Hospitality and FMGC major ITC was leading the stocks on NSE on Monday, surging over 9%. ITC witnessed the most significant jump since March 2016, riding on the recent deprivation of corporate tax and GST rate cut on rooms tariffs. ITC stock was trading at Rs 256 on the NSE.
The GST Council reduced rates on room tariffs to 18 per cent from 25 per cent. Rooms priced between Rs 999 will be exempted from tax, those ranged between 1,000 and Rs 7,499 will be taxed at 12 per cent and rooms above 7,500 will be taxed at 18 per cent per night.
The recent step by the government came in light to help the stressed tourist industry that was facing falling tourist fall in the second quarter of the current fiscal year.

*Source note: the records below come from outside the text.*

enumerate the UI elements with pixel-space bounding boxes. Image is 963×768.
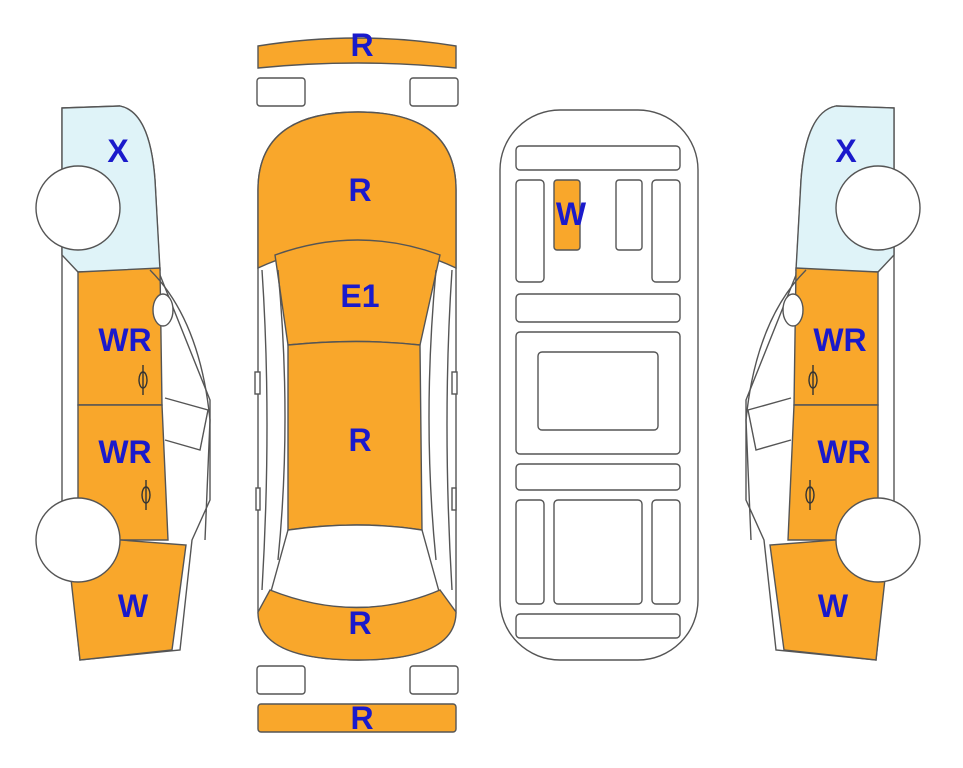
right-rear-door-code: WR <box>817 434 870 470</box>
right-door-handle-rear <box>805 480 815 510</box>
top-taillight-right <box>409 665 459 695</box>
top-headlight-left <box>256 77 306 107</box>
left-window-line-2 <box>164 397 209 451</box>
right-window-line-2 <box>747 397 792 451</box>
top-taillight-left <box>256 665 306 695</box>
top-mirror-left <box>254 371 261 395</box>
top-door-window-left <box>277 269 286 561</box>
top-side-line-right <box>446 269 453 591</box>
left-rear-door-code: WR <box>98 434 151 470</box>
floor-rear-rail-left <box>515 499 545 605</box>
floor-panel-code: W <box>556 196 587 232</box>
top-rear-glass <box>269 524 441 609</box>
top-windshield-code: E1 <box>340 278 379 314</box>
top-trunk-panel[interactable] <box>257 589 457 661</box>
left-rear-wheel <box>35 497 121 583</box>
right-mirror <box>782 293 804 327</box>
left-door-handle-front <box>138 365 148 395</box>
top-trunk-code: R <box>348 605 371 641</box>
right-front-wheel <box>835 165 921 251</box>
top-rear-bumper-code: R <box>350 700 373 736</box>
right-front-door-code: WR <box>813 322 866 358</box>
right-rear-quarter-code: W <box>818 588 849 624</box>
right-windshield-code: X <box>835 133 857 169</box>
floor-bracket <box>615 179 643 251</box>
floor-rail-left <box>515 179 545 283</box>
floor-front-crossmember <box>515 145 681 171</box>
floor-rear-rail-right <box>651 499 681 605</box>
top-front-bumper-code: R <box>350 27 373 63</box>
top-rear-bumper-panel[interactable] <box>257 703 457 733</box>
right-side-view <box>745 105 921 661</box>
left-rear-quarter-code: W <box>118 588 149 624</box>
top-handle-left <box>255 487 261 511</box>
floor-spare-well <box>553 499 643 605</box>
floor-center-panel <box>537 351 659 431</box>
top-hood-code: R <box>348 172 371 208</box>
top-mirror-right <box>451 371 458 395</box>
right-window-line <box>745 269 807 541</box>
left-mirror <box>152 293 174 327</box>
top-view: R R E1 R R R <box>254 27 459 736</box>
top-side-line-left <box>261 269 268 591</box>
right-rear-wheel <box>835 497 921 583</box>
left-front-door-code: WR <box>98 322 151 358</box>
floor-damaged-panel[interactable] <box>553 179 581 251</box>
left-front-wheel <box>35 165 121 251</box>
top-handle-right <box>451 487 457 511</box>
right-door-handle-front <box>808 365 818 395</box>
left-side-view: X WR WR W <box>35 105 211 661</box>
floor-tail-crossmember <box>515 613 681 639</box>
floor-view: W <box>499 109 699 661</box>
floor-mid-crossmember <box>515 293 681 323</box>
top-roof-code: R <box>348 422 371 458</box>
top-door-window-right <box>428 269 437 561</box>
floor-rail-right <box>651 179 681 283</box>
left-windshield-code: X <box>107 133 129 169</box>
floor-rear-crossmember <box>515 463 681 491</box>
top-front-bumper-panel[interactable] <box>257 37 457 69</box>
top-headlight-right <box>409 77 459 107</box>
left-window-line <box>149 269 211 541</box>
left-door-handle-rear <box>141 480 151 510</box>
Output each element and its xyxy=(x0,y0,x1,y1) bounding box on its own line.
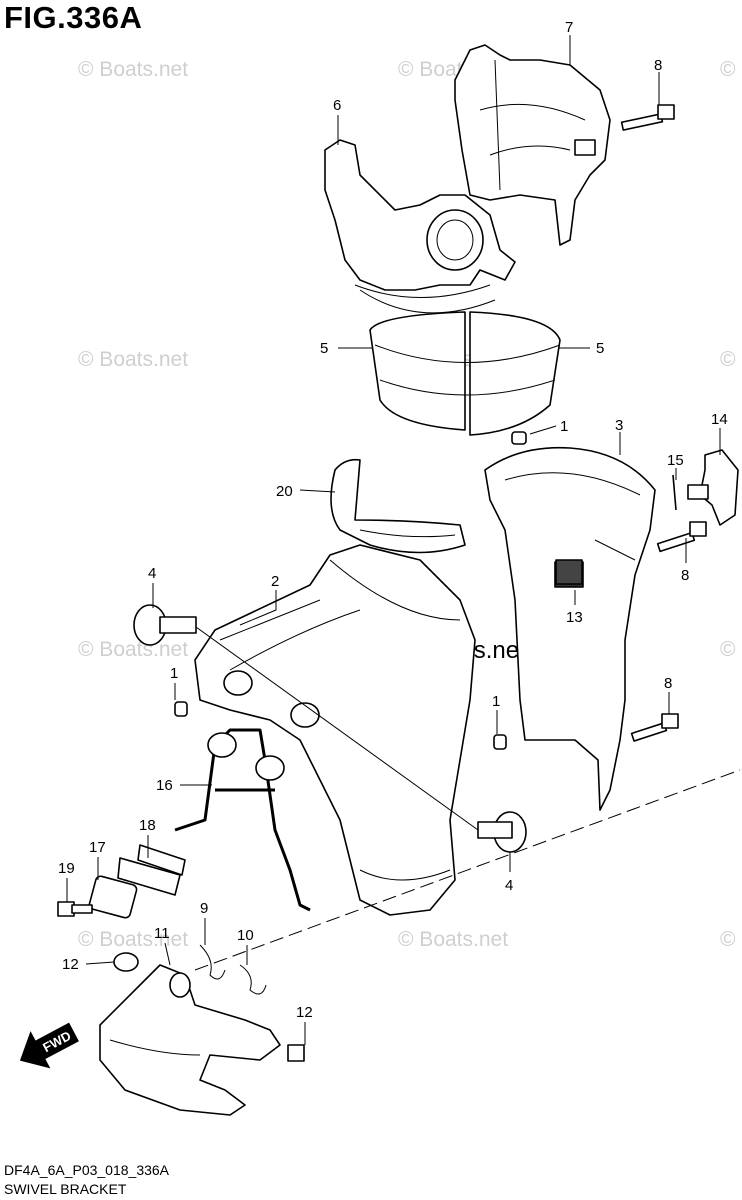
part-2-swivel-bracket xyxy=(194,544,476,916)
part-16-tilt-lever xyxy=(174,728,311,912)
part-8-bolt-upper xyxy=(620,104,675,131)
figure-name: SWIVEL BRACKET xyxy=(4,1181,127,1197)
callout-1: 1 xyxy=(170,665,178,682)
callout-17: 17 xyxy=(89,839,106,856)
callout-5: 5 xyxy=(320,340,328,357)
callout-4: 4 xyxy=(148,565,156,582)
callout-11: 11 xyxy=(154,925,170,942)
watermark: © Boats.net xyxy=(720,58,742,81)
watermark: © Boats.net xyxy=(720,348,742,371)
part-17-plate xyxy=(88,875,138,919)
figure-code: DF4A_6A_P03_018_336A xyxy=(4,1162,170,1178)
part-7-upper-clamp xyxy=(454,44,611,246)
centerline xyxy=(194,769,741,971)
part-4-pin-right xyxy=(477,811,527,853)
watermark: © Boats.net xyxy=(78,638,188,661)
callout-19: 19 xyxy=(58,860,75,877)
callout-14: 14 xyxy=(711,411,728,428)
callout-9: 9 xyxy=(200,900,208,917)
callout-16: 16 xyxy=(156,777,173,794)
callout-18: 18 xyxy=(139,817,156,834)
fwd-arrow: FWD xyxy=(19,1022,79,1069)
leader-lines xyxy=(66,35,721,1045)
callout-2: 2 xyxy=(271,573,279,590)
callout-8: 8 xyxy=(654,57,662,74)
part-4-pin-left xyxy=(133,604,197,646)
callout-15: 15 xyxy=(667,452,684,469)
callout-labels: 7 8 6 5 5 1 3 14 15 20 8 4 2 13 1 8 1 16… xyxy=(58,19,728,1021)
part-15-pin xyxy=(672,474,677,511)
callout-13: 13 xyxy=(566,609,583,626)
callout-8: 8 xyxy=(664,675,672,692)
part-20-plate xyxy=(330,458,466,554)
part-14-knob xyxy=(687,449,739,526)
callout-1: 1 xyxy=(492,693,500,710)
callout-8: 8 xyxy=(681,567,689,584)
callout-1: 1 xyxy=(560,418,568,435)
part-8-bolt-lower xyxy=(630,713,679,742)
part-8-bolt-middle xyxy=(656,521,707,553)
callout-20: 20 xyxy=(276,483,293,500)
callout-4: 4 xyxy=(505,877,513,894)
pin-axis xyxy=(195,626,479,831)
part-11-lower-bracket xyxy=(99,964,281,1116)
callout-5: 5 xyxy=(596,340,604,357)
callout-10: 10 xyxy=(237,927,254,944)
watermark: © Boats.net xyxy=(78,58,188,81)
part-19-bolt xyxy=(57,901,93,917)
callout-12: 12 xyxy=(296,1004,313,1021)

Whereas, there is no change in the GST on tobacco which also helped the soaring of stocks. The market was expecting a hike in taxes of those which has been stable for two years.
The reduced tariffs on GST rates on hotel rooms are expected to provide a significant fillip to the hospitality and tourism sector.
After the reduction in the rates was made public, chairman of the Federation of the Indian Tourism & Hospitality (FAITH) and ITC ED, Nakul Anand said, “The news on GST rationalization comes as a big shot in the arm for the tourism industry.”
He added that “This adds great spurt and momentum to the Hospitality industry and creates a positive sentiment that ensures more vigour and strength to Destination India.”
Cutting of the GST rates across the segment is welcomed by every sector of the hospitality industry. Reduction of rates just before the festive and holiday season will surely be going to boost the sentiment of the industry.
The step will not only help the industry by offering competitive prices but will also benefit the travellers or the costumers at large.
Several other hospitality companies were also trading green on the stock. Britannia surged up to 25 per cent but later settled to 7 per cent higher.